Shares of Virgin Galactic fell sharply after Richard Branson announced that there would be no additional funding for the company.
The value of stocks in the company Virgin Galactic, which specializes in space tourism, dropped significantly on Monday following the announcement from its founder, Sir Richard Branson, that he would not be providing any additional financial support.
In a recent interview, the British billionaire caused concern among investors when he claimed that the unprofitable company has sufficient funds to sustain itself. This announcement comes after the company’s previous announcement of staff reductions and a temporary halt in commercial flights starting next year, as part of their cost-saving measures.
The Virgin Group, owned by Branson, has divested over $1 billion in shares of Virgin Galactic since its public offering four years ago. The company’s Virgin Investments arm now holds approximately 7.7% of the business, making it the second largest shareholder.
When asked if he would invest more money into the company, Branson responded to the Financial Times by stating that due to the financial impact of Covid, they do not have a large reserve of funds. He also noted that Virgin Galactic currently has approximately $1 billion, which he believes is enough to sustain the company’s operations independently.
The billionaire’s statement was released this past weekend.
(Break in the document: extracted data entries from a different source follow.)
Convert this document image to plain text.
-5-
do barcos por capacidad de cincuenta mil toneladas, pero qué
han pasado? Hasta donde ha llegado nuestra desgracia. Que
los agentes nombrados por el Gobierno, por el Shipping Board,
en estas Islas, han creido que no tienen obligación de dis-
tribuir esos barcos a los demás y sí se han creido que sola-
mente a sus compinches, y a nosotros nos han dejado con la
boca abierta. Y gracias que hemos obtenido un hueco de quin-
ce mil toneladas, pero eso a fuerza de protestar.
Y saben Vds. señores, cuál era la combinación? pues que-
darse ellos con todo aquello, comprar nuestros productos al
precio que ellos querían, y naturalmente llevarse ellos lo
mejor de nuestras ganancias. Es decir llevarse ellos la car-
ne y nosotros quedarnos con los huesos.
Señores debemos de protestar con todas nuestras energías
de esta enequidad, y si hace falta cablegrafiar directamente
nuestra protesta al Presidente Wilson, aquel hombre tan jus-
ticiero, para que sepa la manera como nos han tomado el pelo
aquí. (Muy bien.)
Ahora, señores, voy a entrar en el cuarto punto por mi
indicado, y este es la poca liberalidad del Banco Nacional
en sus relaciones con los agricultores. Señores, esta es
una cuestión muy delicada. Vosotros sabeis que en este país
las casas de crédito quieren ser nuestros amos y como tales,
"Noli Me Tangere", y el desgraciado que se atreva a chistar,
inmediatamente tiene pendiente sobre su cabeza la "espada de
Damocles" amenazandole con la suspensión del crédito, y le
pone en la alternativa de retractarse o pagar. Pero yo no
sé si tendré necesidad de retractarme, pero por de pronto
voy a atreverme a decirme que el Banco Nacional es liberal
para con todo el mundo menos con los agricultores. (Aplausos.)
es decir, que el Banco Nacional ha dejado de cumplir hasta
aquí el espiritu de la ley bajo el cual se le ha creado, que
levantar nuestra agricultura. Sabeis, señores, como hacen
When the New York stock market opened on Monday, the value of Virgin Galactic’s shares dropped significantly. By late morning, they had fallen by 17.5% to $1.94.
In 2004, at the age of 73, Branson created Virgin Galactic with the goal of bringing commercial space travel to fruition. The company’s stock experienced a significant increase after being listed on the New York Stock Exchange in 2019, but has since declined as investors reevaluated its potential. Branson himself was present on a test flight that reached the edge of space two years ago.
However, in order to develop the larger Delta spacecraft, Virgin Galactic requires a substantial amount of funding. These spacecrafts are not projected to be operational until 2026. Michael Colglazier, the president and CEO of the company, informed employees in November that these Delta ships are crucial for economic growth. He also stated that in order to successfully launch these ships, they must strengthen their financial stability and decrease their dependence on volatile capital markets.
“We have the goal of achieving this, but it will involve shifting our focus and resources towards the Delta ships, while also making our work outside of the Delta program more efficient and less time-consuming.”
Analysts on Wall Street are questioning if and when the company will need to seek additional funding from investors. Branson has recently stated that he has no intention for Virgin to supply funds.
Earlier this year, a space company called Virgin Orbit, which is owned by a billionaire and specializes in satellite launches, declared bankruptcy due to a lack of new funding and financial difficulties. This resulted in the loss of jobs for hundreds of employees.